Pagination using SQL Server is slow and often times out on last page

I am working with a legacy database that is in SQL Server. I can’t add
any new fields to the database. I think there was a field you are
supposed to add for count as an attribute. At any rate, I tried to
paginate the records in rails. The table is 20,000 records. I just try
to paginate the whole table and sort by any one of the fields. The
query runs very slow, it is faster for page 1, for the last page, page
423 or something, it usually times out. I am on SQL Server 2000.

I did some google searches, and from what this site says, I am under
the impression that there may be a
problem I am up against:
http://www.semergence.com/2007/07/31/fixing-rails-pagination-for-sql-server/

This site makes it sound like SQL Server 2005 might be better, but as
I said I am on SQL Server 2000
http://www.singingeels.com/Articles/Pagination_In_SQL_Server_2005.aspx

If there is no easy way to fix this, I guess I may have to set up an
option to just return the first N rows without paginating the table. I
wonder if there is any easy way to paginate just the first N rows and
if that might be easy ?

Also, if I paginate the table once, and I know that no new records
have been added, I wonder if there are any assumptions I can make so
that I don’t have to paginate again until I go to a page that was not
in one of the pagination links ? That’s not clear that that might be
possible, and seems lke it wouldn’t help any.

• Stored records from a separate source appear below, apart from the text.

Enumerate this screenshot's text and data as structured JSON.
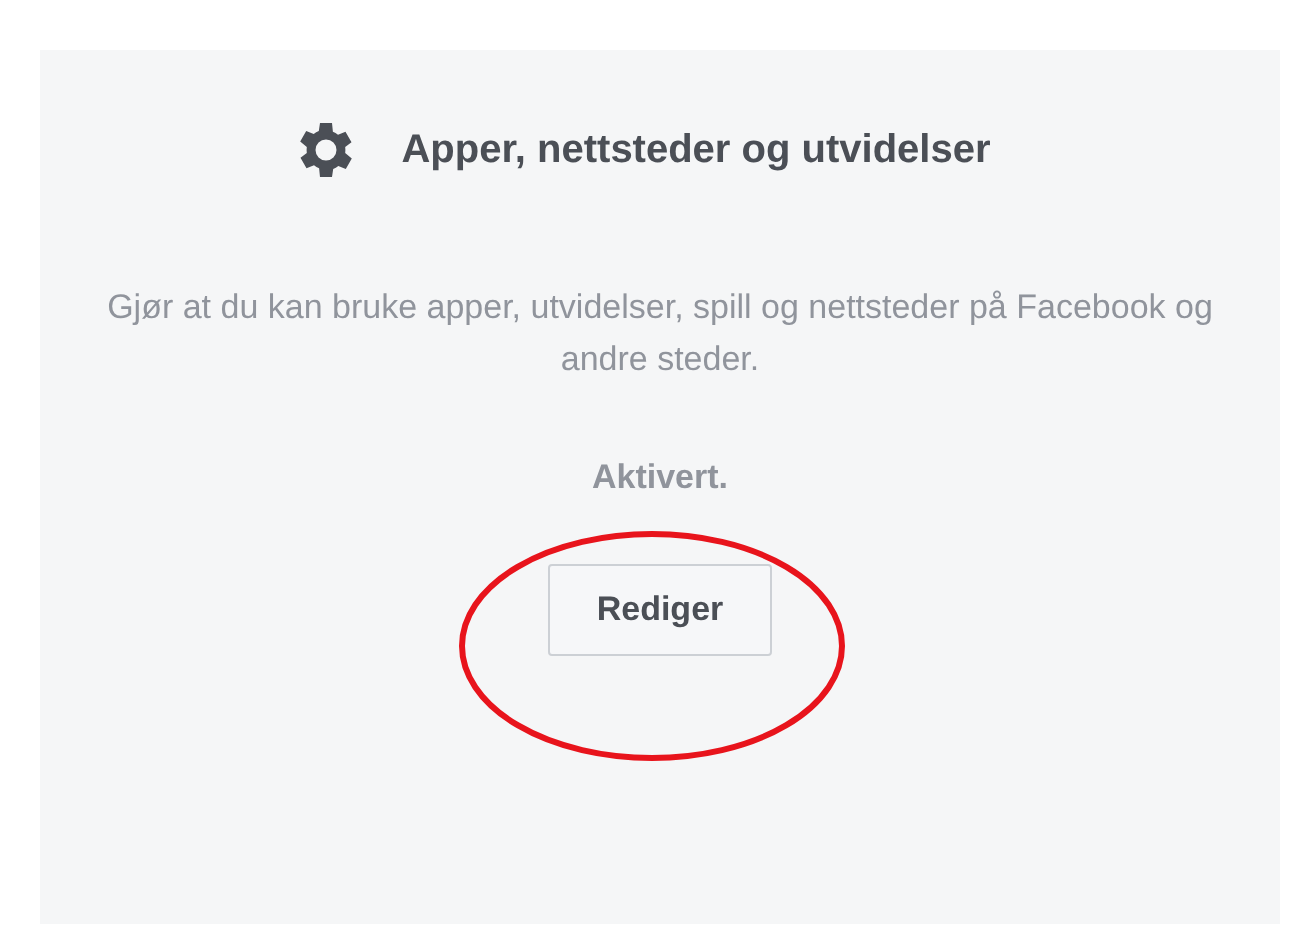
{
  "section": {
    "title": "Apper, nettsteder og utvidelser",
    "description": "Gjør at du kan bruke apper, utvidelser, spill og nettsteder på Facebook og andre steder.",
    "status": "Aktivert.",
    "button": "Rediger"
  },
  "annotation": {
    "kind": "ellipse"
  }
}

I’m not really sure what to try or investigate and I have allot of
other stuff to worry about in developing this site as well.

If I can’t paginate, maybe I could add some sort of regexp search
feature for various fields and so on.

thanks

Is it slow for all columns? Do those columns have indexes? If not,
or if SQL server sucks (go figure…) then it will be very slow.

–Michael

I figured out what I need to do I think. I looked at this site:
http://joseph.randomnetworks.com/archives/2006/05/22/sql-server-equivalent-to-mysql-and-postgresql-limit-clause/

A bunch of web sites talked about modifying the active record code in
your rails install, I don’t think I want to try that.

I tried this out. First, I do a select count(*) to figure out my
table size, that seems to run fast.
Say my page size is 100, and my table size is 20,000. I am sorting by
the ‘user’ column in my table.
The worst case scenario is I need the very last page. In order to get
that, I run something like the following query
(the end case of the last page can be a little odd as you can cut
yourself off and lose the last page or lose a row somewhere if your
numbers are slightly off):

SELECT TOP 100 *
FROM mytable
WHERE (user NOT IN
(SELECT TOP 20000 user
FROM mytable
ORDER BY user))
ORDER BY user

That ran pretty fast for me and from that, I can easily work out
whatever page I need etc.

All I have to do is code that up into a find_by_sql() call I believe.
I’ll write my own paginate() function
and paginate code, pass it my record name or whatever. I’d rather do
that than try to mess with active record core code I think.